Davis: I grew up knowing these few ideas ...

Thubten Chodron says on buddhism: 'Asking questions is healthy. It enables us to clarify doubts and gain new information. Life should be more about holding questions than finding answers. The act of seeking an answer, comes from a wish to make life, which is basically fluid - into something more certain and fixed. This often leads to rigidity, closed-mindedness, and intolerance. On the other hand, holding a question - exploring its many facets over time - puts us in touch with the mystery of life. Holding questions accustoms us to the ungraspable nature of life and enables us to understand things from a range of perspectives.'

It is more rewarding to explore than to reach conclusion; more satisfying to wonder than to know; and more exciting to search than to stay put.

I guess it's an issue of imagination - cloud watching, day dreaming, etc. I often find that the only true limitation to something absolute incredible is our own mental limitations. Yet if I can work out some of the parts, some of the ideas, some of the rules and boundaries, but if I leave the control to a never ending process. I might get a chance to see something I would have never thought of.

What about usability? Your sites are not very accessible ...

Davis: I disagree somewhat, my navigation is very usable - and herein lies the contradiction. I have created a navigation which is quite usable, yet contains text that most people cannot decipher. Upon clicking nondescript text you are then presented with even more abstract compositions and sounds - some passive, and some interactive.

Contradiction is quite powerful. For example in 'Machine 0800 (2000)' under 'machines . (2000)' the work at first presents itself as soft blowing grass and you might immediately relate this type of movement to a childhood memory and almost instantaneously associated with a soundtrack that might accompany the memory your having. yet as soon as 'OUR' soundtrack starts it's a horrible distortion that's almost unbearable to watch for too long.

The beauty in contradiction, the beauty in creating something that defies what the viewer expects ... confusion. So with that said, I believe my site to be quite usable and extremely accessible - but what I provide is confusion, contradiction - a moment in time within a very deep black hole. Love it or hate it. What I do invite you to do though is let the work take you places in your imagination, just as it does the same for me.

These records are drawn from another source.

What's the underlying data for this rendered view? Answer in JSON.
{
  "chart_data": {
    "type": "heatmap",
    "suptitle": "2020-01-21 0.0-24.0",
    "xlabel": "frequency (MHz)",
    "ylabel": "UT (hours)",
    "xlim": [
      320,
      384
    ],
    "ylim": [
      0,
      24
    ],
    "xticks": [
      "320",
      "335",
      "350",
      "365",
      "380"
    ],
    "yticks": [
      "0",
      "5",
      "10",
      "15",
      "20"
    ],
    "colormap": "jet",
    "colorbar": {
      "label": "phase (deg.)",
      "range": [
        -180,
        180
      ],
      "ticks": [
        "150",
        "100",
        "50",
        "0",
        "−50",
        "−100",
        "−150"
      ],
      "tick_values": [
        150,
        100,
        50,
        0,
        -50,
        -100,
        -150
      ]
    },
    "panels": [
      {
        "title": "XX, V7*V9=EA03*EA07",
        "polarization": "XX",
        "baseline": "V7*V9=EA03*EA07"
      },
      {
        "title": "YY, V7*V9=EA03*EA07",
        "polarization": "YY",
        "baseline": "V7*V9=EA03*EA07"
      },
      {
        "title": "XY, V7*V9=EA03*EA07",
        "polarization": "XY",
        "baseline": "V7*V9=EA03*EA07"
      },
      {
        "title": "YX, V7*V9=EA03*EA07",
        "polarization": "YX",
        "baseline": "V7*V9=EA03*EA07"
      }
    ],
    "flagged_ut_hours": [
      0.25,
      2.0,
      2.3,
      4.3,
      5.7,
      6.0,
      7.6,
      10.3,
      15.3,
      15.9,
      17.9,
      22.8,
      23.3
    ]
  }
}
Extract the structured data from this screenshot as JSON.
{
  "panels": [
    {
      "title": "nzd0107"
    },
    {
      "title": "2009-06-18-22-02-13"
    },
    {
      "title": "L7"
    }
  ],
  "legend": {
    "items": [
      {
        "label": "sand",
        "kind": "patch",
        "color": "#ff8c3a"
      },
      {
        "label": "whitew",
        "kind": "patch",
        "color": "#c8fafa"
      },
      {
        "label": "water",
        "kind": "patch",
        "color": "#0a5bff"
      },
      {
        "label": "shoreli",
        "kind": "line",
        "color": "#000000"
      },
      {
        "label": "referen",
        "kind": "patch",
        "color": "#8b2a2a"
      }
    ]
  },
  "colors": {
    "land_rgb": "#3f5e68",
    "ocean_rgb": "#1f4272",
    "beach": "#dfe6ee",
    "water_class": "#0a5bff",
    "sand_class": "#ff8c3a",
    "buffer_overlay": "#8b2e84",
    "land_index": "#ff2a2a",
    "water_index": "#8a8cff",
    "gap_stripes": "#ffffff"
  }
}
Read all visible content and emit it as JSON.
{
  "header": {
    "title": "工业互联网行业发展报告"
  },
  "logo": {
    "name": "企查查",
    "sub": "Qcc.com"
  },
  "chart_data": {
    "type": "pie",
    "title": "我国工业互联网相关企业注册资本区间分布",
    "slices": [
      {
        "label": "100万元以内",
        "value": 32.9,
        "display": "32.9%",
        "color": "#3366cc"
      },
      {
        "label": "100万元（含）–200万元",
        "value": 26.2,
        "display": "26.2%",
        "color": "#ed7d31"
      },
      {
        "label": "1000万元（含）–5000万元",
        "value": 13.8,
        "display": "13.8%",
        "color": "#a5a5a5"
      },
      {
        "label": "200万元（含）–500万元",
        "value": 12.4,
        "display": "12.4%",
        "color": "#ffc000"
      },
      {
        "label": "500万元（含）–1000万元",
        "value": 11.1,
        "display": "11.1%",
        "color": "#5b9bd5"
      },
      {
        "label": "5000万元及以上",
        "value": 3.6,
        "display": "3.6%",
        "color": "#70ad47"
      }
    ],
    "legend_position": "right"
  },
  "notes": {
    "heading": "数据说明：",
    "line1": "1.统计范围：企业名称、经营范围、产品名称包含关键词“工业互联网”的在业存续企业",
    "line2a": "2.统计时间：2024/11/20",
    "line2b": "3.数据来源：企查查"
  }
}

You have been senior design technologist at Kioken. How does your private interests and you business interests coincide?

Davis: The end of 2001 brought my departure from kioken. 2002 I have pretty much booked a worldwide tour, doing workshops and lectures nationally and internationally. So about 90% of my time is exploring my private interests and 10 % into applying the things I work on to projects for public consumption.

Things are currently changing on the Net. Where do you think will we be in five years from now?

Davis: If you have one foot in the past, and one foot in the future, you're pissing on today.

I try to stay in the moment. Why postpone what I think I'll be able to do in 5 years, when today is a great day to get started.

Last year you have won the Golden Nica. now you are on the Jury. What does a project need so that you may consider it worth a Nica?

Davis: Right above my head on the top shelf is my Golden Nica. I often look up at it and wonder how in the hell did I get it ? I hope that whoever wins this years Golden Nica will wonder the same thing. Because if they do, than I'll know that we as judges picked something that was created for the love of the work, and not because they thought it would win anything.

A good friend of mine - Tom Roope from Tomato - in London told me while judging a competition if Africa this year, winners simply have the passion and innovation to create an experience we wish we would have done ourselves.

New projects?

Davis: I have two books coming out - one this summer (2002) and one spring (2003). Which are both small extensions of a bigger picture of getting these captured moments in time into our physical world - some editions will be created on paper and other transferred to canvas.